Timur, torununu çok seviyordu ve sarayda herkes ona “Muhammed Uluğ Bey” demeye başlamıştı. Zamanla “Uluğ Bey” adı, esas adının önüne geçti. Çocukluğunda annesi ve babası yanında değil, Timur’un hanımı Saray Mülk tarafından büyütüldü. Bu gelenek, o dönemin coğrafyasında yaygındı.



Timur’un Yanında Yetişmesi
 

Uluğ Bey, dedesi Timur’un çadırında devlet işlerine tanık oldu. Timur torunundan hiçbir şeyi gizlemiyor, bizzat devlet işlerini öğrenmesini istiyordu. Ancak Uluğ Bey siyasetten çok dedesinin kültürel faaliyetlerine ilgi duyuyordu. Timur okuma-yazma bilmediği için alimlerden kitapları dinlerdi. Bu toplantılar, Uluğ Bey’in ilme olan merakını artırdı.


 

Taht Mücadelesi ve Semerkand’ın Yönetimi
 

1405’te Timur öldükten sonra taht mücadeleleri başladı. Uluğ Bey’in babası Şahruh 1409’da Semerkand’ı ele geçirerek hükümdarlığını ilan etti. Semerkand’ın idaresi ise Uluğ Bey’e bırakıldı. Böylece Uluğ Bey, Maveraünnehr’in hakimi oldu.

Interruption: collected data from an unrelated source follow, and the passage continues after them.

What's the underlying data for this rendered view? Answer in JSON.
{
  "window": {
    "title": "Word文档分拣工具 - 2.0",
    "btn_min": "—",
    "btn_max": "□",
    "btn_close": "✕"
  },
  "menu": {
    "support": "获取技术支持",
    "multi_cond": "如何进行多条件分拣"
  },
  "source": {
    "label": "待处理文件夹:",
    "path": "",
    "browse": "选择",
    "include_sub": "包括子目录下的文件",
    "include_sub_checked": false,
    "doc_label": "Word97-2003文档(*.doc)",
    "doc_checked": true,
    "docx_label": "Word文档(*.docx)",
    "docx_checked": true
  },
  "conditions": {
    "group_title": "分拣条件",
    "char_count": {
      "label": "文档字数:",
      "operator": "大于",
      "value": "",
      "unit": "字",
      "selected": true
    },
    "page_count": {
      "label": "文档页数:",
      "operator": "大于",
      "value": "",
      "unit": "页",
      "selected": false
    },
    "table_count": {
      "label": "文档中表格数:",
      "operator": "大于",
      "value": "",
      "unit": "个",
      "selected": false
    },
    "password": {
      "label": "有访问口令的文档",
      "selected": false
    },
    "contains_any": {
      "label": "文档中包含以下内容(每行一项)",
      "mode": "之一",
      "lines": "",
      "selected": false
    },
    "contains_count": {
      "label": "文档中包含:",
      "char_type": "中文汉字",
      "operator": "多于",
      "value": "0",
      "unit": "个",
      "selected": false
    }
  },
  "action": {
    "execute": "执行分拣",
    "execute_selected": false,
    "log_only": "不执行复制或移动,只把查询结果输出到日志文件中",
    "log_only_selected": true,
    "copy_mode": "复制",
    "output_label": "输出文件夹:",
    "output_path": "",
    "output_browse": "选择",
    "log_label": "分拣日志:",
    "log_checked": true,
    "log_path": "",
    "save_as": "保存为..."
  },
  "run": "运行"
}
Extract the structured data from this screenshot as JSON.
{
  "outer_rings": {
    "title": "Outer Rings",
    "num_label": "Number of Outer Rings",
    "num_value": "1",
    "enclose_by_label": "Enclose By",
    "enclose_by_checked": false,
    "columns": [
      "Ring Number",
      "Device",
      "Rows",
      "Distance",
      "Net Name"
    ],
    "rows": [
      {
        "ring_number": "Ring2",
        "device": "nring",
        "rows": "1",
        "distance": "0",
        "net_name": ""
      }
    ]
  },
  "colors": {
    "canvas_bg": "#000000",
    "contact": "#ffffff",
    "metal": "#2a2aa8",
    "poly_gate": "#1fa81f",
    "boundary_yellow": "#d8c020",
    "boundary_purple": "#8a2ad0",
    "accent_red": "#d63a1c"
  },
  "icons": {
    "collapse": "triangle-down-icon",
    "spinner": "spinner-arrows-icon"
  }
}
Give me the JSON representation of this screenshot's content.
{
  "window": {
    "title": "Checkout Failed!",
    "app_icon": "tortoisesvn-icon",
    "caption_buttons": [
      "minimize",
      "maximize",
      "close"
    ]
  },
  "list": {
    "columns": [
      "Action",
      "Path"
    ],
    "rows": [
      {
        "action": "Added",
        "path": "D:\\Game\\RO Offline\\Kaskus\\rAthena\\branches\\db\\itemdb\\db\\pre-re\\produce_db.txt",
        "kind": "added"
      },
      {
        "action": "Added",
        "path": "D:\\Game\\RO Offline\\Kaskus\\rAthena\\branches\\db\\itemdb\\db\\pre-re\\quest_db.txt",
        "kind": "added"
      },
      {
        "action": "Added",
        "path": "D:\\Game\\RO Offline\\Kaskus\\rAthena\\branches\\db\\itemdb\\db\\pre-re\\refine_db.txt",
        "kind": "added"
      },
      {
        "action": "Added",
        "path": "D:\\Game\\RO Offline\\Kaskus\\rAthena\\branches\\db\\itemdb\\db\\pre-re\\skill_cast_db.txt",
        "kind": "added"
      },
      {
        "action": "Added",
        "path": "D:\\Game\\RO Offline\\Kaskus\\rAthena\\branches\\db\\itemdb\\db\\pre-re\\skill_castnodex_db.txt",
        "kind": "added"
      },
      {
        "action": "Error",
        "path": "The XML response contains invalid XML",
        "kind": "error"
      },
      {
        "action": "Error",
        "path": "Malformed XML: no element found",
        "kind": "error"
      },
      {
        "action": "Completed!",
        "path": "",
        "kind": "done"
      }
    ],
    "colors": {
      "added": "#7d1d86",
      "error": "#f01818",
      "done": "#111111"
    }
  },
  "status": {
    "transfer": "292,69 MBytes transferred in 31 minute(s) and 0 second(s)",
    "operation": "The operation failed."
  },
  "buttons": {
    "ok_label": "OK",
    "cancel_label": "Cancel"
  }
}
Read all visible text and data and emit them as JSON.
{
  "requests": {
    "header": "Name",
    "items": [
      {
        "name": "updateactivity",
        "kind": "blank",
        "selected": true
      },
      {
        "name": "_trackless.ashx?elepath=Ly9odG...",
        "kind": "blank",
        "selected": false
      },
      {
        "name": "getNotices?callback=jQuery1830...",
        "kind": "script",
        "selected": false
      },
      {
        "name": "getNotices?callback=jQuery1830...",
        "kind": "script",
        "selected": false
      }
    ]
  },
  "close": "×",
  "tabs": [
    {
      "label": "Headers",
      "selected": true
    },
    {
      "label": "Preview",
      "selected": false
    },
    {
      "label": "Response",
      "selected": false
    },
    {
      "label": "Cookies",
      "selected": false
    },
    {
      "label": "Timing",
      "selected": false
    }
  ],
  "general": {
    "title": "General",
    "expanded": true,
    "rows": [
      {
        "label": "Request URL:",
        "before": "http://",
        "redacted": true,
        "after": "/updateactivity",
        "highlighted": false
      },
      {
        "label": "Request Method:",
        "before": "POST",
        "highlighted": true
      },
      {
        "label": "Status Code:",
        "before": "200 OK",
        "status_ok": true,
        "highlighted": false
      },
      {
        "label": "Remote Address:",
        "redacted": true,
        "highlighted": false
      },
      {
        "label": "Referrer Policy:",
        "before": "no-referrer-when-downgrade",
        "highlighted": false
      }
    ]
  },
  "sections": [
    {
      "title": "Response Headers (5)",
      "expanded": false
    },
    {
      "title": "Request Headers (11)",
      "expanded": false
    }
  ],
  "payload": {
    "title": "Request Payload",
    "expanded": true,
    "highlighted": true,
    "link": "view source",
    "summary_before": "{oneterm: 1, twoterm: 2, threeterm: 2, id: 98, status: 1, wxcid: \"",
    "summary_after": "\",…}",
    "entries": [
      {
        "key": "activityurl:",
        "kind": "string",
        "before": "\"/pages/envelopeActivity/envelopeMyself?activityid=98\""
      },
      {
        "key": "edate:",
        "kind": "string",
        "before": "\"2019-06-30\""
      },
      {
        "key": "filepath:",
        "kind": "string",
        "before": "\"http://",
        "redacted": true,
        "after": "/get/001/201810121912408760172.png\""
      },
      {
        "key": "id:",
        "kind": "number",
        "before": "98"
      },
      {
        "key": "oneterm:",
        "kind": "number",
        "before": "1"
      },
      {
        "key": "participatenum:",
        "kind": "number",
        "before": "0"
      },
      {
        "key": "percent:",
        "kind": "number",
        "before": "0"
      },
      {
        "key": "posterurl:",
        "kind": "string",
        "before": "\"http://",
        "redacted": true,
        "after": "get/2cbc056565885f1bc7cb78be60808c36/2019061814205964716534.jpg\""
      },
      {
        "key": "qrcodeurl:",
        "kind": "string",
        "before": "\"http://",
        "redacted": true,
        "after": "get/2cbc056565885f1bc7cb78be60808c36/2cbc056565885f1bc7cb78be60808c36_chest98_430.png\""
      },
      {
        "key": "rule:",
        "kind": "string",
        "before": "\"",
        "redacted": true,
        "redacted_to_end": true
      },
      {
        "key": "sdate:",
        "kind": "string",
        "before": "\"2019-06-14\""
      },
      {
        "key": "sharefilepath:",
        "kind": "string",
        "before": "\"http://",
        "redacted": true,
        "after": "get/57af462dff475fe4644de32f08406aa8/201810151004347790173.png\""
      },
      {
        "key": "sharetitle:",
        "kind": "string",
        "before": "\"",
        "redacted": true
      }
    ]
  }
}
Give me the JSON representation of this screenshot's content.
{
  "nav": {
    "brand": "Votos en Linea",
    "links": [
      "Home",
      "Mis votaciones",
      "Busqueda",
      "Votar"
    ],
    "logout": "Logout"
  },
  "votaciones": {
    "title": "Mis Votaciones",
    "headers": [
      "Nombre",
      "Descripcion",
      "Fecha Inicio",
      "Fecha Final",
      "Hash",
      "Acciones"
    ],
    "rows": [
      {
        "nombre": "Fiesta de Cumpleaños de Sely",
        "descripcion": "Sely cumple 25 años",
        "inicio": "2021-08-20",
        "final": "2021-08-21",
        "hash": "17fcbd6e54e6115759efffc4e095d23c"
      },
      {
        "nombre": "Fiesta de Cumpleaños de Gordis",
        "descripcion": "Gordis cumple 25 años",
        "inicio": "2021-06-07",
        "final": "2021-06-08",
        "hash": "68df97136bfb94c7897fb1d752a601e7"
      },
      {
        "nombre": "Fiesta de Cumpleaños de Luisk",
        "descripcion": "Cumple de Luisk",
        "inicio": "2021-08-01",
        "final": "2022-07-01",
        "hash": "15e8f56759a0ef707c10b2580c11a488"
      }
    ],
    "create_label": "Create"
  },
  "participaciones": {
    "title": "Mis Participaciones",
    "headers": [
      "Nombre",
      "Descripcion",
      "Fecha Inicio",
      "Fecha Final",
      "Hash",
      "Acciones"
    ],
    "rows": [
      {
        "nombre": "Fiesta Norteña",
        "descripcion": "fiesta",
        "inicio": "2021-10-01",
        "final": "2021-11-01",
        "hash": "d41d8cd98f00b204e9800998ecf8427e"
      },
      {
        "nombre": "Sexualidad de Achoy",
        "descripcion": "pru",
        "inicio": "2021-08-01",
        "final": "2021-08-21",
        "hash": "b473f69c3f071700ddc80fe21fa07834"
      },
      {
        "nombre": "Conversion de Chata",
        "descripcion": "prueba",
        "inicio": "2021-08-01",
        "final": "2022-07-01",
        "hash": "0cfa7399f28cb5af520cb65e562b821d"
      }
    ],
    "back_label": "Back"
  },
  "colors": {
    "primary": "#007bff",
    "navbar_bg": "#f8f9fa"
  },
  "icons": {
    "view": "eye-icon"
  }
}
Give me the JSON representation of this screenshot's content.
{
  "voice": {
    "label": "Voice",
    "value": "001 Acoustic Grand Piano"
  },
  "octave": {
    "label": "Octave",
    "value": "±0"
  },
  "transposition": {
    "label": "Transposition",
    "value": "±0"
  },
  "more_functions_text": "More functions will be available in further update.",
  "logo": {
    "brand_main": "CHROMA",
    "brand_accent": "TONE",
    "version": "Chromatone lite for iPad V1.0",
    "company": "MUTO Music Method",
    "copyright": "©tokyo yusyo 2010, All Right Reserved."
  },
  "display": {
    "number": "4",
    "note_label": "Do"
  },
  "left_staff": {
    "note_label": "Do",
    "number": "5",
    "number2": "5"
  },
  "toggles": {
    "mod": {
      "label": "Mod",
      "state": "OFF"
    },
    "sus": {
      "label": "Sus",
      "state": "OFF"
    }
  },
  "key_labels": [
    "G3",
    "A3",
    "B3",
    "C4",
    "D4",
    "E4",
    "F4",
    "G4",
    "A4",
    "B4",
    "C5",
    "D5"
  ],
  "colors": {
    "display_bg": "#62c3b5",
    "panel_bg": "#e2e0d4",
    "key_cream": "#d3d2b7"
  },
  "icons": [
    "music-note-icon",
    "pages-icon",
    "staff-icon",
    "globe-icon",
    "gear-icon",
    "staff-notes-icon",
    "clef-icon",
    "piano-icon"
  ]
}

Hükümdarlığı ve İlmi Faaliyetleri
 

Uluğ Bey askeri seferlerde dedesi kadar başarılı değildi. Asıl ilgisini bilim, sanat ve avcılık çekiyordu. Kuşlara olan ilgisiyle bilinen Uluğ Bey, onların isimlerini hafızasında tutabiliyordu.
 


 

Bilim alanında ise büyük işler yaptı. Semerkand’da iki medrese ve ünlü rasathane kurdu.





Rasathanesinde Kadızade Rumi, Gıyasettin Cemşid ve Ali Kuşçu gibi alimlerle birlikte çalıştı. Yaptığı gözlemleri “Yıldızlar Kitabı” adlı eserinde topladı.

Bu kitapta 1018 yıldızın koordinatları yer alıyordu.



 

Uluğ Bey’in Sonu
 

Oğlu Abdüllatif, babasının ilim merakını değil, dini otoriteyi benimsemişti. 1447’de Mirza Şahruh’un ölümüyle başlayan taht kavgalarında Abdüllatif, babasına karşı geldi. Uluğ Bey savaşı kaybedince Mekke’ye gitmek istedi. Ancak Abdüllatif’in emriyle Abbas adında biri tarafından öldürüldü.

 

Uluğ Bey’in Mirası
 

Uluğ Bey’in ölümüyle birlikte bir dönem sona erdi. Ancak onun kurduğu medrese ve rasathane, astronomi bilimine yön verdi. Ali Kuşçu gibi alimler sayesinde ilmi, sonraki yüzyıllara aktarıldı.